Major medical is intended to apply to life-threatening illnesses. Basic medical plans apply to routine illnesses, according to other sources.
Given the incident rate of prostate cancer in Jamaica and the high costs associated with treatment, it seems quite reasonable for your insurer to impose monetary limits for this aspect of its health plan. This is done primarily to protect their finances.
The method your insurer has used to communicate this information to customers and prospective customers is not, in my judgement, consistent with international best practices, in particular, those relating to treating customers fairly.
More specifically, the information in the product brochure about the benefit for radiotherapy can be described as unclear and misleading. Courts tend to interpret ambiguities like these in favour of policyholders.

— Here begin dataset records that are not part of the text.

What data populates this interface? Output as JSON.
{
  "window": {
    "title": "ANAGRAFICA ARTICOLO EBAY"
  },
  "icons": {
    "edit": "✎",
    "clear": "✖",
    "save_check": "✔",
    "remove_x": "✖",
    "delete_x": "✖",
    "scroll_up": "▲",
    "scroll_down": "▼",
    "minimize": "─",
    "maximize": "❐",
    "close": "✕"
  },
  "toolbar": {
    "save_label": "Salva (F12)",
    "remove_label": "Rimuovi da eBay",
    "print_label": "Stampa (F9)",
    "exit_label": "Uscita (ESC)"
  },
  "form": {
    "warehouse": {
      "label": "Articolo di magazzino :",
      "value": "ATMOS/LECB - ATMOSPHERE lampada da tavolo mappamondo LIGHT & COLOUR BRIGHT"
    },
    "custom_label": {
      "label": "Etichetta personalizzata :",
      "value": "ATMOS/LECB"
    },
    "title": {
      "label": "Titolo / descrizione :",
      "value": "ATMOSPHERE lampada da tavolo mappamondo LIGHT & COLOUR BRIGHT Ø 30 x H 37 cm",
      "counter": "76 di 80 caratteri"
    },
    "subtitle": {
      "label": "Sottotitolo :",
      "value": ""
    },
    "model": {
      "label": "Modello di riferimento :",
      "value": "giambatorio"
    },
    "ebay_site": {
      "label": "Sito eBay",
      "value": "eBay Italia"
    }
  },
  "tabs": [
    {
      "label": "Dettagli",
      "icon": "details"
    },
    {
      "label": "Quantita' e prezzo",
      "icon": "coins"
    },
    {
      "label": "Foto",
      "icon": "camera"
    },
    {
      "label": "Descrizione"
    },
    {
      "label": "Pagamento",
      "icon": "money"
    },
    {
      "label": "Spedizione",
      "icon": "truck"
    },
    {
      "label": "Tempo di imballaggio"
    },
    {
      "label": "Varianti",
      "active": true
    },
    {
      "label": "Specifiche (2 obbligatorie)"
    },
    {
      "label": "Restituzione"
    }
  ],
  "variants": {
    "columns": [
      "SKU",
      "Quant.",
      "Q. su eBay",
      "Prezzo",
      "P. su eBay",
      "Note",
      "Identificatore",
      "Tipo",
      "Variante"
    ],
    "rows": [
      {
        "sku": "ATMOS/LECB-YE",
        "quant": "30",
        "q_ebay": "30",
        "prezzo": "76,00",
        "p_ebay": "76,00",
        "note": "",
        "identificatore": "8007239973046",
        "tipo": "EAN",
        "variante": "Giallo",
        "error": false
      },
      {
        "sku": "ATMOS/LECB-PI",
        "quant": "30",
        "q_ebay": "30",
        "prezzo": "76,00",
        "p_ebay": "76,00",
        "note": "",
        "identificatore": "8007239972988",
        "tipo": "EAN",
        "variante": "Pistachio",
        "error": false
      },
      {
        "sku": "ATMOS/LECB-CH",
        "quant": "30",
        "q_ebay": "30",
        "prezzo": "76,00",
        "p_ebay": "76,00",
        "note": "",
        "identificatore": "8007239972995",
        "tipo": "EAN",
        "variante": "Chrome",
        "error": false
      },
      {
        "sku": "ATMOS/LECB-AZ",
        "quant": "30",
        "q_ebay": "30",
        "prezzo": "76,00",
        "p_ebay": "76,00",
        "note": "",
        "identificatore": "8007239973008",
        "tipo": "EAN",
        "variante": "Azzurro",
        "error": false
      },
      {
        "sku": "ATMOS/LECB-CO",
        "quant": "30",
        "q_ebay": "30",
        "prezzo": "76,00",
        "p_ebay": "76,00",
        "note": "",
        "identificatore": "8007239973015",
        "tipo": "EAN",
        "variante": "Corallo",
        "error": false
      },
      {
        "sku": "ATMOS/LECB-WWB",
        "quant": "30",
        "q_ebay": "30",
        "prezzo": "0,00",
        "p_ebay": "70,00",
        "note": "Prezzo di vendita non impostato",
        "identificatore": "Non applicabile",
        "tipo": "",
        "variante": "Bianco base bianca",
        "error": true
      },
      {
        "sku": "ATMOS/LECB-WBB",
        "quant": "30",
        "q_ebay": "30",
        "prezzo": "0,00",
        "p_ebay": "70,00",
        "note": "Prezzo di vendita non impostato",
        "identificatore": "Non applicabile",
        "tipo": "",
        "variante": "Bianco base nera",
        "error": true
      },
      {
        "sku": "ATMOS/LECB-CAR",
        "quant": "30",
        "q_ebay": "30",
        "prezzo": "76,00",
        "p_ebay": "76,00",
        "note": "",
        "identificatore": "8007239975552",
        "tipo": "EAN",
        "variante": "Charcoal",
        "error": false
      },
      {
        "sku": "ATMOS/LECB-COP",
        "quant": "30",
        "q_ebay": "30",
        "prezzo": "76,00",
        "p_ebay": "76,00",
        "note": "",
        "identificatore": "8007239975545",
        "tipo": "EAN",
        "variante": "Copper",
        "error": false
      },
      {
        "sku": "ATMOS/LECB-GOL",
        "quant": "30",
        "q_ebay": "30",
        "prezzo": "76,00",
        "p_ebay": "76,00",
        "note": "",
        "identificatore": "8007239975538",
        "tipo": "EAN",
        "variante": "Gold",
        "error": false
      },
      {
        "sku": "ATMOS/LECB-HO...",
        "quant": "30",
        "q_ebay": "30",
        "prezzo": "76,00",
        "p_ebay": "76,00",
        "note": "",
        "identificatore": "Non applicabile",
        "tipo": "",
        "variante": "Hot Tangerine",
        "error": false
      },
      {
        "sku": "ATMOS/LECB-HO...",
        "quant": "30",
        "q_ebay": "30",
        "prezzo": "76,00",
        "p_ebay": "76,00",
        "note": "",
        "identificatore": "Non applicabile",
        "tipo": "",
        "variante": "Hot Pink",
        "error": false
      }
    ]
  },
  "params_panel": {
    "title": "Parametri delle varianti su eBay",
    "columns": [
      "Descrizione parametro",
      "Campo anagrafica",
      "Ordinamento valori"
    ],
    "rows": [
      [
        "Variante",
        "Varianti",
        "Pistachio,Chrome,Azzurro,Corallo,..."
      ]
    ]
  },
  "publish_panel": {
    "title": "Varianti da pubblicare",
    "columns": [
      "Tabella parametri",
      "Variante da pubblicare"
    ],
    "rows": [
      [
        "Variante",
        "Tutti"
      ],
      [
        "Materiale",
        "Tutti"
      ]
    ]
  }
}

It can also be argued that given the prevalence of prostate cancer in Jamaica, customers would normally have an expectation that major medical insurance would ordinarily cover the reasonable expenses associated with the treatment of that condition, subject to the maximum in lifetime limit. If, however, a limit for radiotherapy was being imposed that was below the lifetime limit, that limit should be clearly stated by the insurer.
I recommend that you seek an audience with a senior executive of the company to argue your case. Best of luck.